In Australia the indecent assault of a young Hillsong College student, Anna Crenshaw, ultimately became a rallying point for other Hillsong women who watched an unfolding injustice. Crenshaw attempted to deal with her grievance the right way, using Hillsong’s internal complaint processes, but ran into a thicket of connections between the older generation of men who control the church. One of those men was the father of the young man who assaulted Crenshaw. His connections to the Houstons tracked back to the earliest days of Hillsong.
A subsequent review of the Hillsong College culture revealed entrenched discrimination and favouritism towards those connected to the old Hillsong cronies.
In the United States the Crenshaw case fed into a growing list of church scandals. As Crikey revealed, a woman’s treatment at the hands of a New York pastor had been swept under the carpet and only came to light after she made a formal allegation years later that she had been raped.
Houston’s hold on Hillsong became untenable in March this year with revelations of his behaviour with two women, in 2012 and in 2019. The transgressions were known to the men who run Hillsong and who have known the Houstons for decades. They had elected to keep it quiet until word leaked out late last year. For some younger Hillsong women, the extent of that coverup broke their faith in Brian Houston and his band of old mates. They were glad to see him go.
Houston’s 2019 transgression occurred at Hillsong’s annual conference, at the end of a long day. Houston, drunk and apparently feeling the effects of anti-anxiety medication, took the lift up to his room. Unable to find his key he apparently knocked on the door of a woman who was a Hillsong supporter and stayed in her room for 40 minutes.
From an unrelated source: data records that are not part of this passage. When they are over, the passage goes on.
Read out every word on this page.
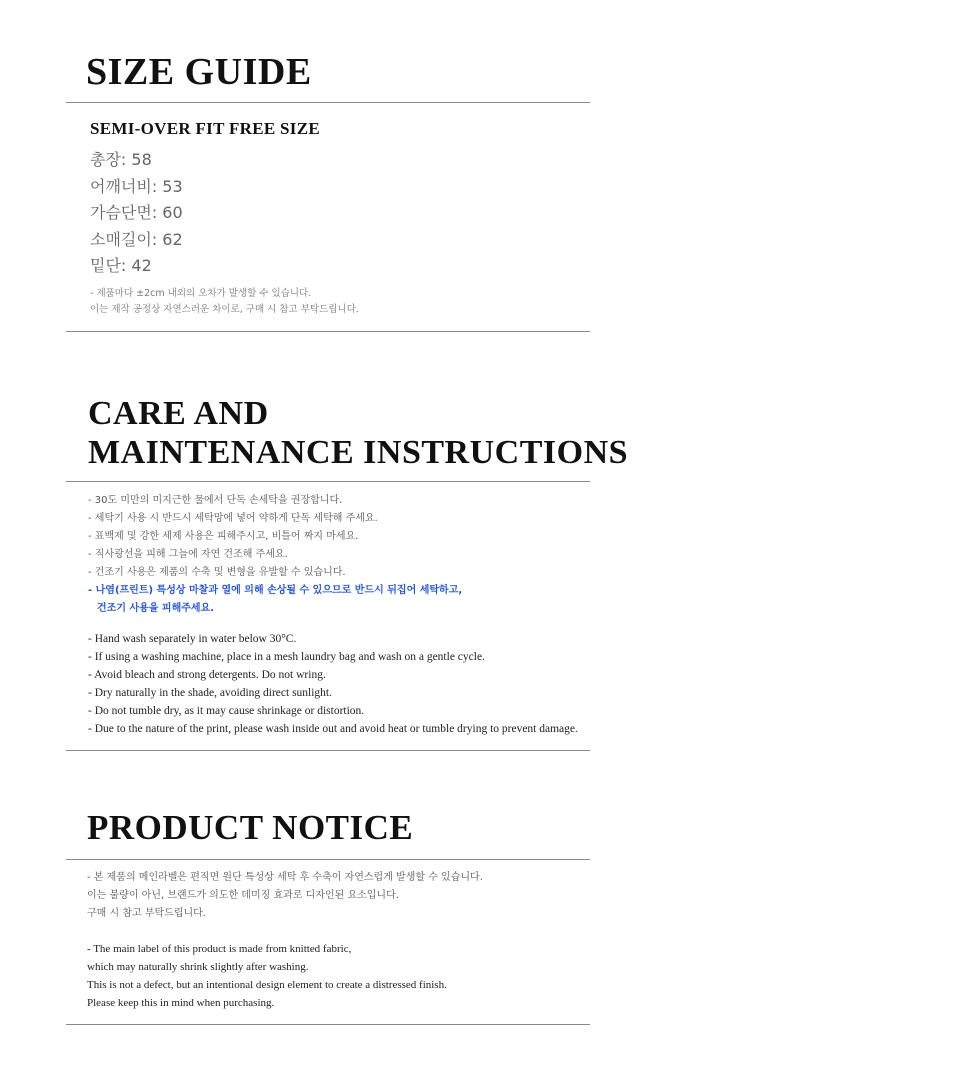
SIZE GUIDE
SEMI-OVER FIT FREE SIZE
총장: 58
어깨너비: 53
가슴단면: 60
소매길이: 62
밑단: 42

- 제품마다 ±2cm 내외의 오차가 발생할 수 있습니다.

이는 제작 공정상 자연스러운 차이로, 구매 시 참고 부탁드립니다.

CARE AND
MAINTENANCE INSTRUCTIONS

- 30도 미만의 미지근한 물에서 단독 손세탁을 권장합니다.

- 세탁기 사용 시 반드시 세탁망에 넣어 약하게 단독 세탁해 주세요.

- 표백제 및 강한 세제 사용은 피해주시고, 비틀어 짜지 마세요.

- 직사광선을 피해 그늘에 자연 건조해 주세요.

- 건조기 사용은 제품의 수축 및 변형을 유발할 수 있습니다.

- 나염(프린트) 특성상 마찰과 열에 의해 손상될 수 있으므로 반드시 뒤집어 세탁하고,

건조기 사용을 피해주세요.

- Hand wash separately in water below 30°C.

- If using a washing machine, place in a mesh laundry bag and wash on a gentle cycle.

- Avoid bleach and strong detergents. Do not wring.

- Dry naturally in the shade, avoiding direct sunlight.

- Do not tumble dry, as it may cause shrinkage or distortion.

- Due to the nature of the print, please wash inside out and avoid heat or tumble drying to prevent damage.

PRODUCT NOTICE

- 본 제품의 메인라벨은 편직면 원단 특성상 세탁 후 수축이 자연스럽게 발생할 수 있습니다.

이는 불량이 아닌, 브랜드가 의도한 데미징 효과로 디자인된 요소입니다.

구매 시 참고 부탁드립니다.

- The main label of this product is made from knitted fabric,

which may naturally shrink slightly after washing.

This is not a defect, but an intentional design element to create a distressed finish.

Please keep this in mind when purchasing.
Or so he says.
Scott Morrison and his wife, Jenny, had attended the very same conference. On stage with Brian Houston and at the pastor’s urging, Morrison made a public pledge in front of more than 20,000 Hillsong followers that he would enact religious freedom laws in the current term of Parliament.
Houston is gone. Morrison clings on, still fighting for the laws he promised his friend.
If there’s another painting of a soaring eagle out there, the minders will need to get it in front of Morrison quick smart. And it’ll need to be a massive bird this time.